Heinrich Döbel's late memory treatise (Item 3) depends on the material dimension of language itself, on words' occupying both space and time as writing, reading and speaking. On the pages shown, Döbel demonstrates his system for remembering historical dates by re-coding them as significant letters (as given in Roman capitals) in a simple verbalization of the event to be remembered. As this system reminds us, one of the oldest mnemonic aids is organized language, especially in the form of poetry. The manuscript poem added to the flyleaf of William West's collection of legal forms and formulae (Item 4) constitutes an art of memory. A popular mnemonic on land conveyance, it lays out a set of simple rules by which a purchaser or attorney could test whether a real estate transaction was secure. In contrast to West's extensive elaboration of prescriptive legal forms, the poem records one reader's attempt to find a simpler and more easily remembered guide to practice.
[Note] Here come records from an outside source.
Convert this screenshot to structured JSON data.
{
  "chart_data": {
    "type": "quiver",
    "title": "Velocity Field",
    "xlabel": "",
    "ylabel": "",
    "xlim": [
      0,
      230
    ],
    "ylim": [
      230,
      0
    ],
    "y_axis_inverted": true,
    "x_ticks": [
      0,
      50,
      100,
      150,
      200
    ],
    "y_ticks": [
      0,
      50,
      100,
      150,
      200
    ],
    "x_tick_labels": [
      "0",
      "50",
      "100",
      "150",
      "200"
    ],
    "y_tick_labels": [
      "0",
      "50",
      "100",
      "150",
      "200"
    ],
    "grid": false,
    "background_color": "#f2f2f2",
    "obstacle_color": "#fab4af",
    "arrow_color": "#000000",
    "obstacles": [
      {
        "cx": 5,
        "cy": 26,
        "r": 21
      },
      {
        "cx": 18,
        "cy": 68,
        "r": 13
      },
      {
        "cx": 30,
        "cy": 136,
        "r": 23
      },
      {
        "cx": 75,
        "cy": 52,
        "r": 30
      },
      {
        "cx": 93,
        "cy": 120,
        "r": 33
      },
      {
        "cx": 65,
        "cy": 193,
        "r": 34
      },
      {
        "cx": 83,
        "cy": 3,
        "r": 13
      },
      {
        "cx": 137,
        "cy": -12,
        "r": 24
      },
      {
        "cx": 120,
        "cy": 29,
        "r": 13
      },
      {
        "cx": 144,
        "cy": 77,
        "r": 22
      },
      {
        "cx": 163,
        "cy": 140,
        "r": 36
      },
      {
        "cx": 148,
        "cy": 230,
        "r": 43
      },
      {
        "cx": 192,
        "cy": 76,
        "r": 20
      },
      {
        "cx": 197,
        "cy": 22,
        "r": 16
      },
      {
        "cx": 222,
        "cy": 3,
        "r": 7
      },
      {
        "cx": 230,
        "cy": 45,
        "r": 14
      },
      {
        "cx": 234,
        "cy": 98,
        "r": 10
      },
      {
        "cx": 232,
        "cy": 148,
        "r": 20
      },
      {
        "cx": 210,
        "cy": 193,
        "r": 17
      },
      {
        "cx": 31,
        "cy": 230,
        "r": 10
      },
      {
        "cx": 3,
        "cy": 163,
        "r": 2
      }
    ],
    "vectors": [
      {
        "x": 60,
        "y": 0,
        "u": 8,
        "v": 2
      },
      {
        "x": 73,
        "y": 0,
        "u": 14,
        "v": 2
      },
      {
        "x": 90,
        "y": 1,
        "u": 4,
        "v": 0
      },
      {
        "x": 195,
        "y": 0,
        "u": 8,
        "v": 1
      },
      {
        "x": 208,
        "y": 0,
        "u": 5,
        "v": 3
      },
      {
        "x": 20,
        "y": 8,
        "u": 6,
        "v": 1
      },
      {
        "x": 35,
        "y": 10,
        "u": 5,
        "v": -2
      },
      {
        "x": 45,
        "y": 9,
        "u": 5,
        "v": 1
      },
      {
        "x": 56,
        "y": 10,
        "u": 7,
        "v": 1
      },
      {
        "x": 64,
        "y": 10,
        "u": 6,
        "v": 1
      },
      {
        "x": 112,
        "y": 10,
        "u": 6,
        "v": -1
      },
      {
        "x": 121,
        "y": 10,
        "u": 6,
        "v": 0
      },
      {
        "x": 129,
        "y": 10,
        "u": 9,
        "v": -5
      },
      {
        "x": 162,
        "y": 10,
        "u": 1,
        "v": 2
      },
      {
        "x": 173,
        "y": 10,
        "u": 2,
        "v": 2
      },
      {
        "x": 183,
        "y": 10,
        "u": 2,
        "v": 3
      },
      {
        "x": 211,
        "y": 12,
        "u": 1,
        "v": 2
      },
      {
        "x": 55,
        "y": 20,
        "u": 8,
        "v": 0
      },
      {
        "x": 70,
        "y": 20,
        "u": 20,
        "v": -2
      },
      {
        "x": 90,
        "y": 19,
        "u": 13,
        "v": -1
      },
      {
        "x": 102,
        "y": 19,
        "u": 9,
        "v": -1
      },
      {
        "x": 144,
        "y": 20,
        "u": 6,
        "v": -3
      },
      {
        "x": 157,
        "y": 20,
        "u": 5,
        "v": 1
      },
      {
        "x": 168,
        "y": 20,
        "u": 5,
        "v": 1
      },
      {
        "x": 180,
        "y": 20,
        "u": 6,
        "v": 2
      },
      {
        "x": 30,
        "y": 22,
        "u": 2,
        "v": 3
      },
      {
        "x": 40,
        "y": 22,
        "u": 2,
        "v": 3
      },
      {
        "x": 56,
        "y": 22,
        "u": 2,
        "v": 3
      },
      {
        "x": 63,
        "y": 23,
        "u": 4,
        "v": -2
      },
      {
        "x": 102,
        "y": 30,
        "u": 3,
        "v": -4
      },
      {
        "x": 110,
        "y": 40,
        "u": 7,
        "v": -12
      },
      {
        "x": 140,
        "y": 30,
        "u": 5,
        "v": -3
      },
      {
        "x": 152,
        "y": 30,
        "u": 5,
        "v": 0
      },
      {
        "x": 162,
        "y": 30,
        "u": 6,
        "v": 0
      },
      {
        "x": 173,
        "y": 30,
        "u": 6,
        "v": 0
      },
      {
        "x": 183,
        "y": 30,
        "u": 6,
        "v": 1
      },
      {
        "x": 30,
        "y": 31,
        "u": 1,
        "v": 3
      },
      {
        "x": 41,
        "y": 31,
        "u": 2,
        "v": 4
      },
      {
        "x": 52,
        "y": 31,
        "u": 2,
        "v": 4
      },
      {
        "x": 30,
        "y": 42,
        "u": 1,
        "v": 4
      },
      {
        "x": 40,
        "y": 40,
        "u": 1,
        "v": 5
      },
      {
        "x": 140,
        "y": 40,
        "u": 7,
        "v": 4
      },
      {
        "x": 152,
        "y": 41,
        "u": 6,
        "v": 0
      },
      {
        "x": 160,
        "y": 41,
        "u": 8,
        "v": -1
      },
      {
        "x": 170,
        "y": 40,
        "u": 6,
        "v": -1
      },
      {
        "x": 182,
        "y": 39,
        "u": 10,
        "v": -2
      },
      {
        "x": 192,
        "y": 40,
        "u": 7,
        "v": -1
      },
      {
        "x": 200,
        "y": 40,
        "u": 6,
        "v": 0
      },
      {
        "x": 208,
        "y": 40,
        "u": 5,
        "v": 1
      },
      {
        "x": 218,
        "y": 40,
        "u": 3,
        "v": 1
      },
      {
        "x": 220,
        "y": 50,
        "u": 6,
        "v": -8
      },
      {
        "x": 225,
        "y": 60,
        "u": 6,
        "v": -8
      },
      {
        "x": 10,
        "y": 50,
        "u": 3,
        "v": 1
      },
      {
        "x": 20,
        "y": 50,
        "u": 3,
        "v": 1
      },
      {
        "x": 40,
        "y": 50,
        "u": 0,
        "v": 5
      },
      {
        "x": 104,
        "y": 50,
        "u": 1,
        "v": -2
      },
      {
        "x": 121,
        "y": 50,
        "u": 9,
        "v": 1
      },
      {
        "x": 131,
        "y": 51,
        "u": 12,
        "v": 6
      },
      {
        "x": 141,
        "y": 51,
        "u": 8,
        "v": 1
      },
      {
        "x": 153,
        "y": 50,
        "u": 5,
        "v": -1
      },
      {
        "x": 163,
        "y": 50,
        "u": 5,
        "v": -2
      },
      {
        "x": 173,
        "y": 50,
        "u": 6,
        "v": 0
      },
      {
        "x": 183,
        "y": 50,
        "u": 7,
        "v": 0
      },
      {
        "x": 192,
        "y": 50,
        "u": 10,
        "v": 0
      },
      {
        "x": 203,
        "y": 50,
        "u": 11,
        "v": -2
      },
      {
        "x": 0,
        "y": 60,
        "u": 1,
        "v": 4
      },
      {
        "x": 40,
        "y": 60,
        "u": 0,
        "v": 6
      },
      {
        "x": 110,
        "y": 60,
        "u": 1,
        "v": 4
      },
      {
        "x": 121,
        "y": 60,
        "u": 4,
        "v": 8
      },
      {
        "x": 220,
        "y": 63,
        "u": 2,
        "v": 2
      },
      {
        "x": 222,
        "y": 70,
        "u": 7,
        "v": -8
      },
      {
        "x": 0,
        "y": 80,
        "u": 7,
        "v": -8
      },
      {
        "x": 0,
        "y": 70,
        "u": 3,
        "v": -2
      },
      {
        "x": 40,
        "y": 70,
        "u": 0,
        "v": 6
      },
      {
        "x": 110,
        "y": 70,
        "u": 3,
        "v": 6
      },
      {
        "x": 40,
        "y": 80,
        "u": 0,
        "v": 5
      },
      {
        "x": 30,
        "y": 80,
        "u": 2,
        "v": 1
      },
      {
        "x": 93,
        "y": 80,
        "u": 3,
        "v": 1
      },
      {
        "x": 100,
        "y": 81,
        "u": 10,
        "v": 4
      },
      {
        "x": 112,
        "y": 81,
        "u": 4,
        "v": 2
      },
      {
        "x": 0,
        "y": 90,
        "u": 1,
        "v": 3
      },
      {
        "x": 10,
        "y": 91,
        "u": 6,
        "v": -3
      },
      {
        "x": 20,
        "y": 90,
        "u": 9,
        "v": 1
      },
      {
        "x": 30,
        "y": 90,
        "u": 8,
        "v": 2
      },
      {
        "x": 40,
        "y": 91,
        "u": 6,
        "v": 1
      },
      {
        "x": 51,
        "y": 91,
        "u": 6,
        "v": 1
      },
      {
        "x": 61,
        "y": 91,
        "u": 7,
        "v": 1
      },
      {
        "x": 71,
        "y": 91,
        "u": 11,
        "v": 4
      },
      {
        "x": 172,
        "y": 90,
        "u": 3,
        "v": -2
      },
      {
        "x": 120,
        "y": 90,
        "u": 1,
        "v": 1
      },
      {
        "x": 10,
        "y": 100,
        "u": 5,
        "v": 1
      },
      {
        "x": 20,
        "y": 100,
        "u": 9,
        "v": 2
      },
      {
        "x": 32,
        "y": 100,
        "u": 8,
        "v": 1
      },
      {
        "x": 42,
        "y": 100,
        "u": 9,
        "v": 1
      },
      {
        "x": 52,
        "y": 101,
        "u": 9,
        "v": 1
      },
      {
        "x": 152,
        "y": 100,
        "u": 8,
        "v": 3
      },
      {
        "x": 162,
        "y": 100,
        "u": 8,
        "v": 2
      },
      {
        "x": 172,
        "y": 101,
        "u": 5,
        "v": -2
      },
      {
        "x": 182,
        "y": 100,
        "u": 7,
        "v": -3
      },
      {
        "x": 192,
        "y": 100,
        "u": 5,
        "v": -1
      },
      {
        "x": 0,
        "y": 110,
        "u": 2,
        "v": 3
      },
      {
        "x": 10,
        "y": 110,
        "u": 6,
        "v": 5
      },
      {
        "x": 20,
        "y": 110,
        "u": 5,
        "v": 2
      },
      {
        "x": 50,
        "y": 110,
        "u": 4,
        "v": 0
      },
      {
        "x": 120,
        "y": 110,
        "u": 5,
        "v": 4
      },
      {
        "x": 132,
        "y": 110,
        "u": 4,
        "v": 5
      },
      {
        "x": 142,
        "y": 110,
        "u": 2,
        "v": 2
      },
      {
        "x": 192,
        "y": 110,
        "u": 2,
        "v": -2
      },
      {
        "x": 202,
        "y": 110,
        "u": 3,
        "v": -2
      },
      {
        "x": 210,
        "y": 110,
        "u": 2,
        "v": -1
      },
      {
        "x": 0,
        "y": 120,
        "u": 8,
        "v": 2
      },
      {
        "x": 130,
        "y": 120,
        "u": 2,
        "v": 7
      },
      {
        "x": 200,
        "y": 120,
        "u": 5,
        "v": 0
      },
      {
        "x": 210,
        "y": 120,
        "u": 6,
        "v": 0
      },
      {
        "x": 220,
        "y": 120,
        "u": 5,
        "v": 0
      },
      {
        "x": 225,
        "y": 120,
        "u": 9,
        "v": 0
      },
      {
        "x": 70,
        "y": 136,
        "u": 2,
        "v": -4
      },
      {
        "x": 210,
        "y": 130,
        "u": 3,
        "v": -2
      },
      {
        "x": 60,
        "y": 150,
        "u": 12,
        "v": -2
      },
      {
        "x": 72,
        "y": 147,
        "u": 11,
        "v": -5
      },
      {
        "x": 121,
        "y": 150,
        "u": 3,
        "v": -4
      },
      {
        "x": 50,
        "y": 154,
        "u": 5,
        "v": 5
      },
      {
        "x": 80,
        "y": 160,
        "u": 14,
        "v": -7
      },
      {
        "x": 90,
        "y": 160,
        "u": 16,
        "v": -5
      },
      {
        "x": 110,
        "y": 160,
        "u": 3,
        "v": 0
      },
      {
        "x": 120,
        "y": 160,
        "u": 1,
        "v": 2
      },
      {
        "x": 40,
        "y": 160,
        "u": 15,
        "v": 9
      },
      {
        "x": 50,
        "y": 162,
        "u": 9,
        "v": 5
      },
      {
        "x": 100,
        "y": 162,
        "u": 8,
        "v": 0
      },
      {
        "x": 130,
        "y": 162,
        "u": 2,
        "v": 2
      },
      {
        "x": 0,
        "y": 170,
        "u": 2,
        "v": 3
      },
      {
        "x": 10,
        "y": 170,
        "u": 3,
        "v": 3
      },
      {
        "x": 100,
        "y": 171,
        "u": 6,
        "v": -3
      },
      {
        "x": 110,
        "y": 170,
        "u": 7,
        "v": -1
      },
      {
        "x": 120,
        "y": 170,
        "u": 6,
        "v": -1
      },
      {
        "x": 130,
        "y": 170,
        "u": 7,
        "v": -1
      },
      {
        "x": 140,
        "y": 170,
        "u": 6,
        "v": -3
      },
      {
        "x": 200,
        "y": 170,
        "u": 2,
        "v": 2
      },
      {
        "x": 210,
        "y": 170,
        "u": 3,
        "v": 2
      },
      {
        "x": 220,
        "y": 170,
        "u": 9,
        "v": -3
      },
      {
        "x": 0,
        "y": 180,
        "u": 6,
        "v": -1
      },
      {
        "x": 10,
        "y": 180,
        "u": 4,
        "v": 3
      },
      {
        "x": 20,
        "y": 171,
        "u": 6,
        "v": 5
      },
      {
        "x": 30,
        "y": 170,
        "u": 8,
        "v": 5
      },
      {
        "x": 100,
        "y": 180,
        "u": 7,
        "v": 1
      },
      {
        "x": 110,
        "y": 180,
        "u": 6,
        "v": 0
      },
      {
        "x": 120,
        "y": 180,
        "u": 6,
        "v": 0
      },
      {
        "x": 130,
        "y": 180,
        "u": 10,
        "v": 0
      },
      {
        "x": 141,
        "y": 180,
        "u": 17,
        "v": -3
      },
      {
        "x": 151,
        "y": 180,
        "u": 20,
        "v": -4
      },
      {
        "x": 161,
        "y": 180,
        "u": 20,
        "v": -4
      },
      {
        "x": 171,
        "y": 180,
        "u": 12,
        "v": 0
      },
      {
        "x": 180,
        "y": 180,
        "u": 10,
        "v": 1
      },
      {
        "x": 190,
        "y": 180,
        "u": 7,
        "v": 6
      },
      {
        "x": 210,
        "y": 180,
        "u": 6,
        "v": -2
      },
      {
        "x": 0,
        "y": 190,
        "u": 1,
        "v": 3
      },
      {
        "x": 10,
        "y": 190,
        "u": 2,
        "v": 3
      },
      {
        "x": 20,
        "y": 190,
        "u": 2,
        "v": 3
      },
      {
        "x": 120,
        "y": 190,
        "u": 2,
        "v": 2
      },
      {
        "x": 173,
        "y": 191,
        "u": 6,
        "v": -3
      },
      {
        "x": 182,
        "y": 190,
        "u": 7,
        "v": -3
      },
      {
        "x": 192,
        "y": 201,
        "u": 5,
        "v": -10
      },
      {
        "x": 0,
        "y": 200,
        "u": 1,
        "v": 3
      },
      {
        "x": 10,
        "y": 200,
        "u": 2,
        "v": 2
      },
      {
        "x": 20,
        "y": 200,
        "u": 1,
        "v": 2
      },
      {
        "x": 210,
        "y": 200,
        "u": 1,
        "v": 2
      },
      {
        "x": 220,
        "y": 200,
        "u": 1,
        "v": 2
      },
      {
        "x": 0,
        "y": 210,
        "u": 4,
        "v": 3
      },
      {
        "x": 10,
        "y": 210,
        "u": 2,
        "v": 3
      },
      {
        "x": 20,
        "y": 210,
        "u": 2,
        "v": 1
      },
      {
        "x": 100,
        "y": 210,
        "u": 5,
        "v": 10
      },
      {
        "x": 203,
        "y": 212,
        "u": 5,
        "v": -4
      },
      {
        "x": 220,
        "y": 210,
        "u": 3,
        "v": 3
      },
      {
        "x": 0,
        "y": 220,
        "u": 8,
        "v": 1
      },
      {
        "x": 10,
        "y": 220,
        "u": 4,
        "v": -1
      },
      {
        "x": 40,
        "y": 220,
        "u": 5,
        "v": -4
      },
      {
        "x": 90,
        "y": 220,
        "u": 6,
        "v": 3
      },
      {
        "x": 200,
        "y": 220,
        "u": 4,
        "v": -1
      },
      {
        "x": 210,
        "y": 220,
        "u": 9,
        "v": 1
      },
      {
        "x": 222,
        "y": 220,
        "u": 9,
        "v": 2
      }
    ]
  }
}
Christopher Sutton's Disce Mori (Item 5) a collection of devotional meditations on death, undoes the art of memory by calling on the reader, paradoxically, to remember his or her own future, "to enter into a serious remembrance of his ende." In the contexts of the Renaissance arts of memory, the survival of this earlier tradition of the memento mori can be seen to constitute a kind of anti-technology of memory, with the sacred dimension of memory inverting and trumping the secular.